The immigration queue outside Anglesea Street Garda Station on Tuesday morning.

Jennifer McKinley from Canada has just started attending UCC. "I arrived at six thirty in the morning… and we are expected to wait outside in the cold."

"I heard the queues were really bad, and that you had to come get a ticket for an appointment and come back. It's just ridiculous."

"My ticket is for October 1 at 9am, a week and a half away. I'm going to have to miss class for it, and that's the one time I'm really not supposed to. So I don't know what I'm going to do."

"If you could reserve a time online that works for you, that would be better. There's no sense in us all coming at 6:30am, and waiting until 8am, to get a ticket for a time you can't go to," says Jennifer.

Immigration in Dublin is managed by the Irish Naturalisation and Immigration Service (INIS), who offer an online appointment booking system. 

However, Fiona Hurley, Policy and Communications Manager at NASC, the Migrant and Refugee Rights Centre, says this has caused serious problems in Dublin.

"People are using a computer programme to block book the appointments. Then the appointments are sold off for a profit. People in Dublin are now saying that the queues were bad, but at least if they waited they were guaranteed an appointment."

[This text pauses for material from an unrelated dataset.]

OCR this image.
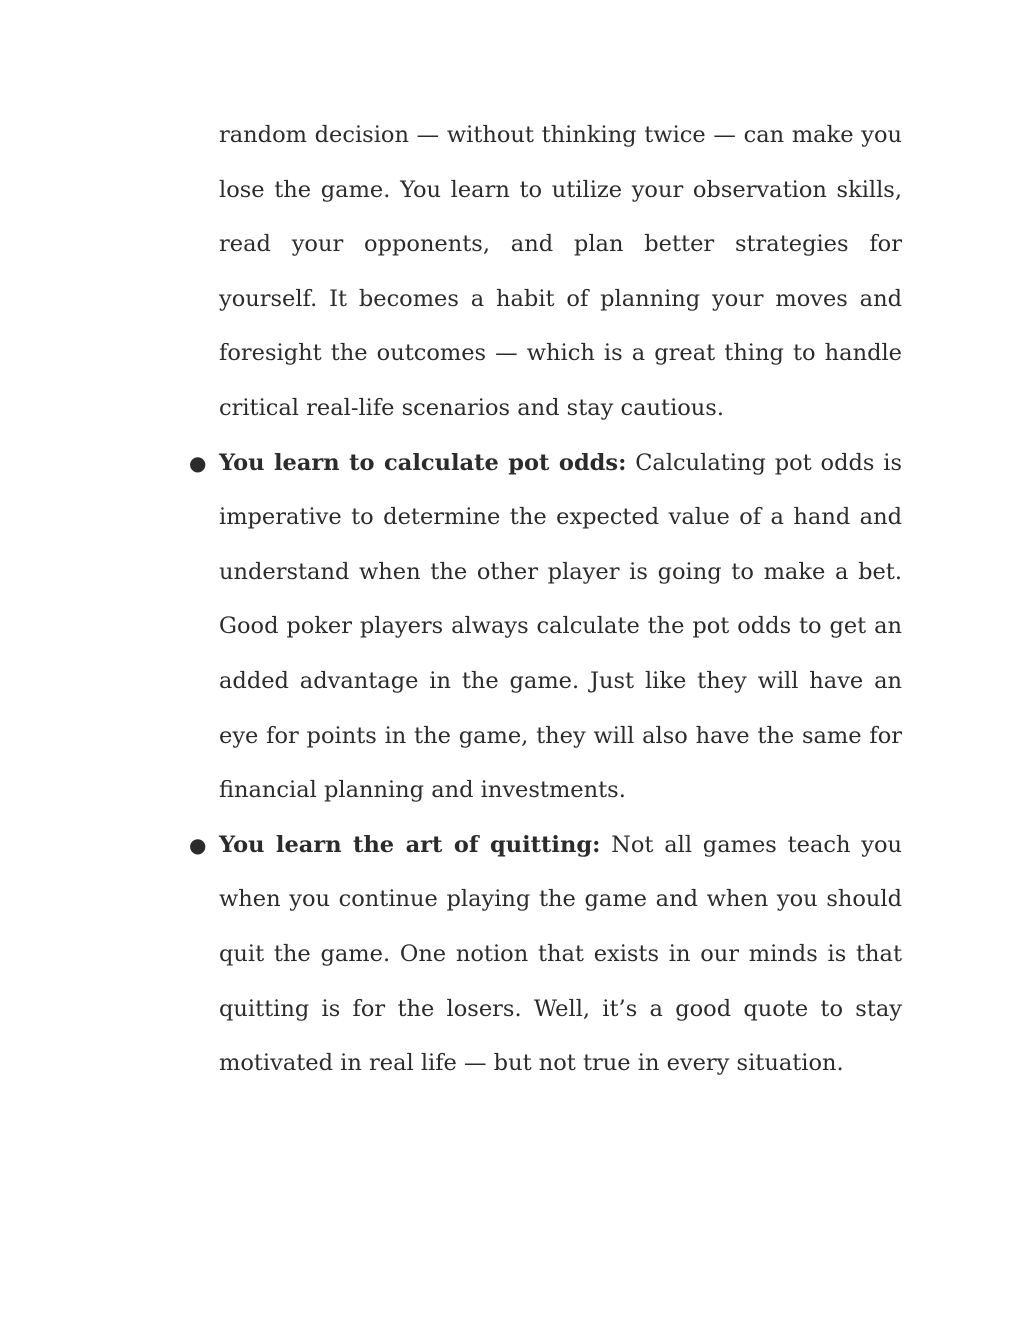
random decision — without thinking twice — can make you lose the game. You learn to utilize your observation skills, read your opponents, and plan better strategies for yourself. It becomes a habit of planning your moves and foresight the outcomes — which is a great thing to handle critical real-life scenarios and stay cautious.

● You learn to calculate pot odds: Calculating pot odds is imperative to determine the expected value of a hand and understand when the other player is going to make a bet. Good poker players always calculate the pot odds to get an added advantage in the game. Just like they will have an eye for points in the game, they will also have the same for financial planning and investments.
● You learn the art of quitting: Not all games teach you when you continue playing the game and when you should quit the game. One notion that exists in our minds is that quitting is for the losers. Well, it’s a good quote to stay motivated in real life — but not true in every situation.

"They may have planned to extend the Dublin system, but I doubt that will go ahead," she adds.

Fiona says there are some simple things that can be done to speed up the process. "This time of year the queues are always bad. International students attending UCC and CIT come back to college and this results in an increase in visa applications."

"Years ago in Dublin, the colleges used to organise specific days and times, such as an evening, for their international students to register with the GNIB. This resulted in reduced wait times. UCC and CIT could do this as well."

"Being clear about what people need to bring to appointments can also help. People might not realise they need a utility bill and have to come back for another appointment."

A sign directing people to queue outside the Anglesea Street station.
A sign directing people to queue outside the Anglesea Street station.